Cuba Gooding Jr. (left) is another big acting talent wasted in this stiffly patriotic tribute to US war dead.
photo: Courtesy Saturn Entertainment
Running time: 183 minutes
Starring: Ben Affleck, Josh Hartnett, Kate Beckinsale
Playing in Bratislava at: Istropolis cinema
Rating: 4 out of 10
Pearl Harbor is a tacky succession of love scenes interlarded with the glossiest war footage hundreds of millions of dollars can produce. I wanted to hate this movie for its cornball lines and plot and computer-generated effects, and was irritated with myself when I felt it tingling my spine and getting me in the gut. The action is not realistic and the emotion is not convincing, but the allure of train station partings and dogfights over the ocean, and the power of an attack that saw 3,000 die, many drowned in sunken battleships, was enough, at times, to entertain.
The film opens with two boys with the apple-pie-and-baseball names Rafe McCawley and Danny Walker tinkering with a crop-duster. When Danny's dad catches them and slaps Danny, Rafe shouts at him that he is a dirty German. The man swallows hard and gazes out over the amber waves of grain. "I fought the Germans in World War I," he says. "I saw things I hope you boys never see."
Alas, dad's grave words go unheeded, and the boys become hot-shot pilots with the U.S. on the verge of World War II. Rafe (Ben Affleck) is so cocky he volunteers to join a squadron of foreigners fighting in the Battle of Britain. Danny (Josh Hartnett) is heartbroken, as is Evelyn (Kate Beckinsale), a nurse who met Rafe a month before in a bit of slapstick romance involving her giving him a shot in his naked rump and his fainting.
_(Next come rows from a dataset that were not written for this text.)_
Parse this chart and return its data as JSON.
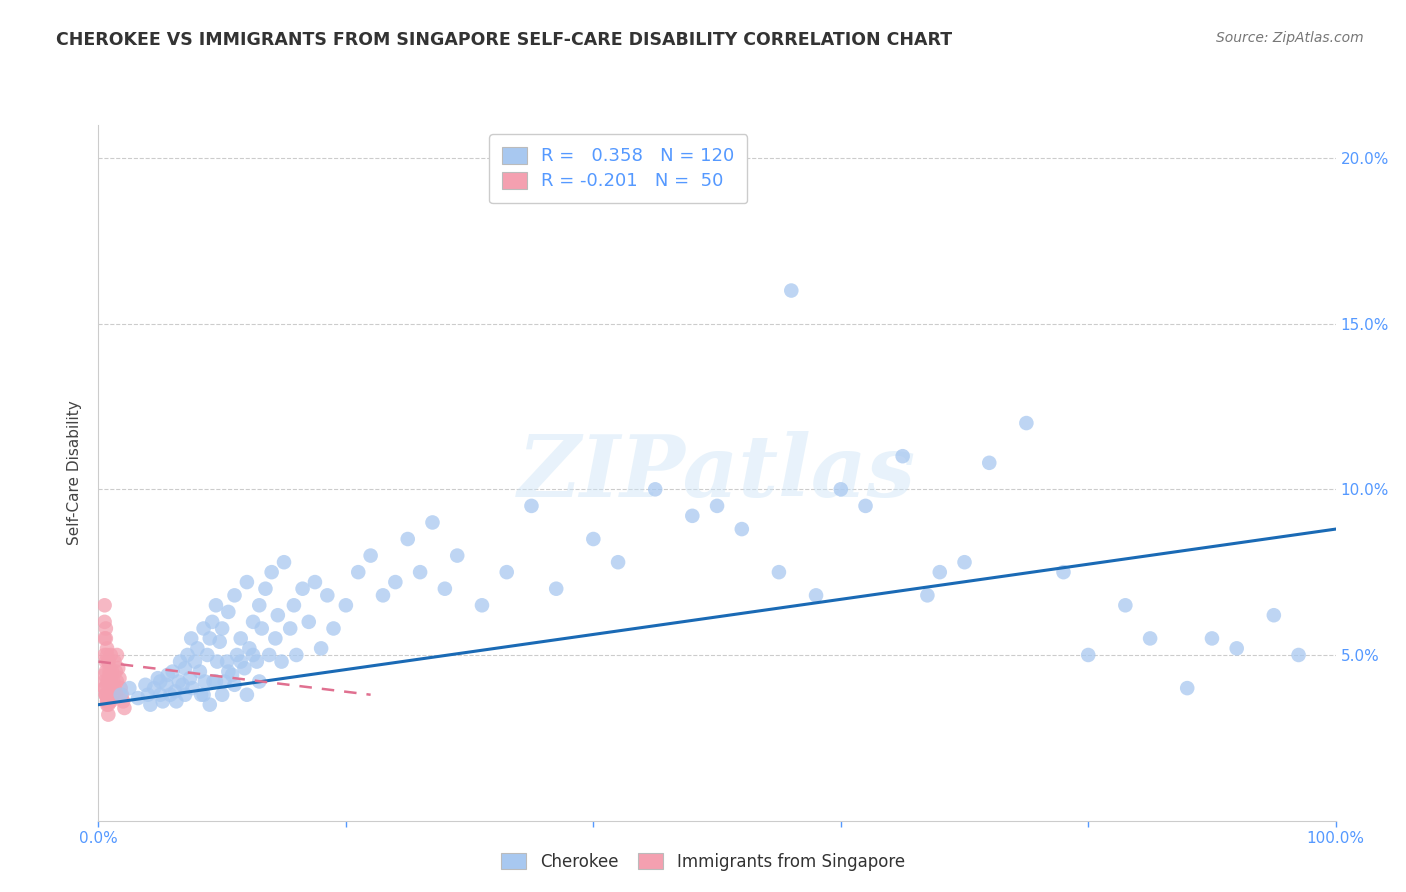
{
  "title": "CHEROKEE VS IMMIGRANTS FROM SINGAPORE SELF-CARE DISABILITY CORRELATION CHART",
  "source": "Source: ZipAtlas.com",
  "ylabel": "Self-Care Disability",
  "xlim": [
    0.0,
    1.0
  ],
  "ylim": [
    0.0,
    0.21
  ],
  "xtick_positions": [
    0.0,
    0.2,
    0.4,
    0.6,
    0.8,
    1.0
  ],
  "xtick_labels": [
    "0.0%",
    "",
    "",
    "",
    "",
    "100.0%"
  ],
  "ytick_positions": [
    0.0,
    0.05,
    0.1,
    0.15,
    0.2
  ],
  "ytick_labels_right": [
    "",
    "5.0%",
    "10.0%",
    "15.0%",
    "20.0%"
  ],
  "cherokee_color": "#a8c8f0",
  "singapore_color": "#f4a0b0",
  "trendline_cherokee_color": "#1a6ab5",
  "trendline_singapore_color": "#e07090",
  "cherokee_R": 0.358,
  "cherokee_N": 120,
  "singapore_R": -0.201,
  "singapore_N": 50,
  "watermark": "ZIPatlas",
  "background_color": "#ffffff",
  "grid_color": "#cccccc",
  "axis_color": "#5599ff",
  "title_color": "#333333",
  "cherokee_x": [
    0.018,
    0.025,
    0.032,
    0.038,
    0.04,
    0.042,
    0.045,
    0.048,
    0.05,
    0.05,
    0.052,
    0.055,
    0.056,
    0.058,
    0.06,
    0.062,
    0.063,
    0.065,
    0.066,
    0.068,
    0.07,
    0.07,
    0.072,
    0.074,
    0.075,
    0.076,
    0.078,
    0.08,
    0.082,
    0.083,
    0.085,
    0.086,
    0.088,
    0.09,
    0.092,
    0.093,
    0.095,
    0.096,
    0.098,
    0.1,
    0.102,
    0.104,
    0.105,
    0.108,
    0.11,
    0.112,
    0.115,
    0.118,
    0.12,
    0.122,
    0.125,
    0.128,
    0.13,
    0.132,
    0.135,
    0.138,
    0.14,
    0.143,
    0.145,
    0.148,
    0.15,
    0.155,
    0.158,
    0.16,
    0.165,
    0.17,
    0.175,
    0.18,
    0.185,
    0.19,
    0.2,
    0.21,
    0.22,
    0.23,
    0.24,
    0.25,
    0.26,
    0.27,
    0.28,
    0.29,
    0.31,
    0.33,
    0.35,
    0.37,
    0.4,
    0.42,
    0.45,
    0.48,
    0.5,
    0.52,
    0.55,
    0.56,
    0.58,
    0.6,
    0.62,
    0.65,
    0.67,
    0.68,
    0.7,
    0.72,
    0.75,
    0.78,
    0.8,
    0.83,
    0.85,
    0.88,
    0.9,
    0.92,
    0.95,
    0.97,
    0.085,
    0.09,
    0.095,
    0.1,
    0.105,
    0.11,
    0.115,
    0.12,
    0.125,
    0.13
  ],
  "cherokee_y": [
    0.038,
    0.04,
    0.037,
    0.041,
    0.038,
    0.035,
    0.04,
    0.043,
    0.038,
    0.042,
    0.036,
    0.041,
    0.044,
    0.038,
    0.045,
    0.039,
    0.036,
    0.042,
    0.048,
    0.041,
    0.046,
    0.038,
    0.05,
    0.043,
    0.055,
    0.04,
    0.048,
    0.052,
    0.045,
    0.038,
    0.058,
    0.042,
    0.05,
    0.055,
    0.06,
    0.042,
    0.065,
    0.048,
    0.054,
    0.058,
    0.042,
    0.048,
    0.063,
    0.044,
    0.068,
    0.05,
    0.055,
    0.046,
    0.072,
    0.052,
    0.06,
    0.048,
    0.065,
    0.058,
    0.07,
    0.05,
    0.075,
    0.055,
    0.062,
    0.048,
    0.078,
    0.058,
    0.065,
    0.05,
    0.07,
    0.06,
    0.072,
    0.052,
    0.068,
    0.058,
    0.065,
    0.075,
    0.08,
    0.068,
    0.072,
    0.085,
    0.075,
    0.09,
    0.07,
    0.08,
    0.065,
    0.075,
    0.095,
    0.07,
    0.085,
    0.078,
    0.1,
    0.092,
    0.095,
    0.088,
    0.075,
    0.16,
    0.068,
    0.1,
    0.095,
    0.11,
    0.068,
    0.075,
    0.078,
    0.108,
    0.12,
    0.075,
    0.05,
    0.065,
    0.055,
    0.04,
    0.055,
    0.052,
    0.062,
    0.05,
    0.038,
    0.035,
    0.042,
    0.038,
    0.045,
    0.041,
    0.048,
    0.038,
    0.05,
    0.042
  ],
  "singapore_x": [
    0.005,
    0.005,
    0.006,
    0.006,
    0.007,
    0.007,
    0.008,
    0.008,
    0.008,
    0.009,
    0.009,
    0.01,
    0.01,
    0.01,
    0.011,
    0.011,
    0.012,
    0.012,
    0.013,
    0.013,
    0.014,
    0.014,
    0.015,
    0.015,
    0.016,
    0.017,
    0.018,
    0.019,
    0.02,
    0.021,
    0.005,
    0.006,
    0.007,
    0.008,
    0.009,
    0.005,
    0.006,
    0.007,
    0.008,
    0.009,
    0.005,
    0.006,
    0.007,
    0.008,
    0.005,
    0.006,
    0.007,
    0.005,
    0.006,
    0.005
  ],
  "singapore_y": [
    0.06,
    0.04,
    0.055,
    0.038,
    0.05,
    0.036,
    0.048,
    0.042,
    0.035,
    0.045,
    0.038,
    0.05,
    0.042,
    0.036,
    0.045,
    0.04,
    0.042,
    0.038,
    0.048,
    0.04,
    0.045,
    0.038,
    0.05,
    0.042,
    0.046,
    0.043,
    0.04,
    0.038,
    0.036,
    0.034,
    0.065,
    0.058,
    0.052,
    0.048,
    0.044,
    0.05,
    0.045,
    0.042,
    0.038,
    0.036,
    0.04,
    0.038,
    0.035,
    0.032,
    0.042,
    0.038,
    0.036,
    0.055,
    0.048,
    0.044
  ],
  "cherokee_trend_x": [
    0.0,
    1.0
  ],
  "cherokee_trend_y": [
    0.035,
    0.088
  ],
  "singapore_trend_x": [
    0.0,
    0.22
  ],
  "singapore_trend_y": [
    0.048,
    0.038
  ]
}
Rafe writes that "England is cold... but I stay warm thinking of you." Evelyn responds from Pearl Harbor, Hawaii, "Every day I try to draw the last heat from the sunset and send it to you." But Rafe goes down in the Atlantic, and by the time he makes it back to Hawaii to tell Evelyn he is alive, she and Danny have already exchanged their own romance-novel lines. Now Evelyn loves Danny, and Rafe hates Danny.
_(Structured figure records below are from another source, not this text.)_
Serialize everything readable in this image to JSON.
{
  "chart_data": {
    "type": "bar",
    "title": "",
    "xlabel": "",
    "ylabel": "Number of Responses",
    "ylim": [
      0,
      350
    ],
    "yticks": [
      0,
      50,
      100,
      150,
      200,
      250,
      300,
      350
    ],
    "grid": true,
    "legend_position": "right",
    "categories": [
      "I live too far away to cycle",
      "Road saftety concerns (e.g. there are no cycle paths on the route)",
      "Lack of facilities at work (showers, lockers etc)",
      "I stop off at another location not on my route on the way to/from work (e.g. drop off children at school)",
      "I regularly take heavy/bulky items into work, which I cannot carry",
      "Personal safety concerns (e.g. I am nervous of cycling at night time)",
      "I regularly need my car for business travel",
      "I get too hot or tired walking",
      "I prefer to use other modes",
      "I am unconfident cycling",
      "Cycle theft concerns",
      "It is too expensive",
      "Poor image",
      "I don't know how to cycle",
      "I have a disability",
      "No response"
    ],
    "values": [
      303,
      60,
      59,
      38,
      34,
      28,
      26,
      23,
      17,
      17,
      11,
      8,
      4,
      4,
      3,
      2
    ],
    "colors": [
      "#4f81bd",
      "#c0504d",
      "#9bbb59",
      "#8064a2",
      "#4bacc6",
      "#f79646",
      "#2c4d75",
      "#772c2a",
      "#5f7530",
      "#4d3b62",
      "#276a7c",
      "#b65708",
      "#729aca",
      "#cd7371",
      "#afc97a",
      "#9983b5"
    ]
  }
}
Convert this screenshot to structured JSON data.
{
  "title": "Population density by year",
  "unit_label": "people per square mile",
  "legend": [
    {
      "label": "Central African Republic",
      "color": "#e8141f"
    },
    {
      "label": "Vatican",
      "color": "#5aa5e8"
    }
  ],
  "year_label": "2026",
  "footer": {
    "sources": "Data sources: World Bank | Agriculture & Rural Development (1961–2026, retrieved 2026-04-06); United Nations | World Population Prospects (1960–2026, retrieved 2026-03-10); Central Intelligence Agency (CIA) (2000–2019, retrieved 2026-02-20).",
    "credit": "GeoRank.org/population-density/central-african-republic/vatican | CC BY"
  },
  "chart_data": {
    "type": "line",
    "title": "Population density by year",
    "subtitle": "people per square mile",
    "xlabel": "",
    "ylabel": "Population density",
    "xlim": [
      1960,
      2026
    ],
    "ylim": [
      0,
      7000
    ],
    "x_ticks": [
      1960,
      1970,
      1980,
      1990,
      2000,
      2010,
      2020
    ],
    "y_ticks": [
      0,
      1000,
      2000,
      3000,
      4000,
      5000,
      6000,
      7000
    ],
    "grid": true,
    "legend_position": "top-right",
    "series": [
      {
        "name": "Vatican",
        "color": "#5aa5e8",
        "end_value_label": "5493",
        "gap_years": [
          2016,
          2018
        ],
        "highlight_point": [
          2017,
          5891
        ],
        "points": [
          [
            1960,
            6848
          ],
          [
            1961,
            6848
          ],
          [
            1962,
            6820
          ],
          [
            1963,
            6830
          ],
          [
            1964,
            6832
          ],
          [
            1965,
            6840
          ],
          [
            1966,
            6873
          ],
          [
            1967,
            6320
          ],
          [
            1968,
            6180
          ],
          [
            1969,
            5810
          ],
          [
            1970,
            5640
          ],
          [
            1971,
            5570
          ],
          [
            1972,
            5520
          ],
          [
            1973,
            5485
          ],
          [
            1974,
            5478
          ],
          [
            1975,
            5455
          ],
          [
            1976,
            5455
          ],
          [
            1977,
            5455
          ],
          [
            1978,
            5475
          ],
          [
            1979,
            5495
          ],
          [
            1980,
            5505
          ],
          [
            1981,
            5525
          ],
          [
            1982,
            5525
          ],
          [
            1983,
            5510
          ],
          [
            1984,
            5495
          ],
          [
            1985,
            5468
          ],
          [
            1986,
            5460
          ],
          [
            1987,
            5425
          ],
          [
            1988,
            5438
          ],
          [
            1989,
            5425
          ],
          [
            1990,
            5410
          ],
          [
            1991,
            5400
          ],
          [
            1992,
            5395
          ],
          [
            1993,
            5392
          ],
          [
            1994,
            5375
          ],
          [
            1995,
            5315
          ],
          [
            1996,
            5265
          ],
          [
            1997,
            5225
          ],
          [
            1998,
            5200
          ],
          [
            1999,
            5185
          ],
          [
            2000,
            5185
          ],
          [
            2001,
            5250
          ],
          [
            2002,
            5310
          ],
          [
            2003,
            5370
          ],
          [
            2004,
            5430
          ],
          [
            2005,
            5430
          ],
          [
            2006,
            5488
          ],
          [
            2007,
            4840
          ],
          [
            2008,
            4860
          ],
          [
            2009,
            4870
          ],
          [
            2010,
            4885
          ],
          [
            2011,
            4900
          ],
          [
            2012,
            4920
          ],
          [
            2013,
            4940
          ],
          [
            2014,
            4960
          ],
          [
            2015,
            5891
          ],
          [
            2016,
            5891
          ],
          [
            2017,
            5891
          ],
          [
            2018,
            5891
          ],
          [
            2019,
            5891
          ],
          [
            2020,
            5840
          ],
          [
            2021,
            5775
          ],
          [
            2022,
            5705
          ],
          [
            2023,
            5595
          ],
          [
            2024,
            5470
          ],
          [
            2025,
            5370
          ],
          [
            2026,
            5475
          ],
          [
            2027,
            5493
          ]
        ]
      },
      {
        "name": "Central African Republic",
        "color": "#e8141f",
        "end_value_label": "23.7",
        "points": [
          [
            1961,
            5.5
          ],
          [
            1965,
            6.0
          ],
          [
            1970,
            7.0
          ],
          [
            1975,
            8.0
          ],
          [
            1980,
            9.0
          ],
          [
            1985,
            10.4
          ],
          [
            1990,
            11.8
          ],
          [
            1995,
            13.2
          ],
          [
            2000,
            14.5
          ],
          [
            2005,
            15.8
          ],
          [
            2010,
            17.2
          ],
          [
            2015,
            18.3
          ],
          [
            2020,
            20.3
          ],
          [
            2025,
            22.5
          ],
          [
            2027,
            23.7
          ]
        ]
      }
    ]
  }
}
The surprise Japanese attack on Pearl Harbor looms. The Japanese and American military brass seem to know we are listening, and want to ensure the script's foreshadowing hits its mark. Japanese officer to higher-up: "We have completed our training for the super secret Japanese attack on Pearl Harbor." American strategist to general: "I have a crazy hunch the Japanese are planning a super secret attack on Pearl Harbor." General: "Pearl Harbor! Why that would devastate our pacific forces!"
Alas, the Japanese do attack Pearl Harbor, and in so doing launch the film's 40-minute centrepiece. But unlike recent films that attained a horrifying accuracy in depicting war (Saving Private Ryan, Thin Red Line), the action here is more like a video game - the sparks and pings of stray bullets are a bit too sharp and the thunder and fire of the bombs too crisp and bright. Yet shots of falling bombs - from fighter hatch to ship hull - are exhilarating. And scenes of nurses performing triage on the dying, shots of men drowning - and knowing well in advance they will drown - are invariably moving.
Beckinsdale plays the role of nurse and lover with guts and glamour despite lines such as, "Oh Rafe, I'm gonna give my whole heart to Danny, but I'll never look at a sunset without thinking of you." Affleck's shoulders and spiky hair make for a good soldier-boy look, and Hartnett's farm-boy gape hits the right guilty note in the love triangle scenes.
Heroes following the attack on Pearl Harbor, and with the U.S. and Japan now officially at war, Danny and Rafe are selected for a daredevil attack on Tokyo. Evelyn, secretly pregnant with Danny's child, waits nervously in Hawaii. Will her boys make it back alive? Will they both perish? Or will only one die, and if so, which one?
While the answers didn't matter much to me, I still stuck around to hear them. Pearl Harbor is a sleek, empty film, but if you're a complete sucker for war movies, it has its moments.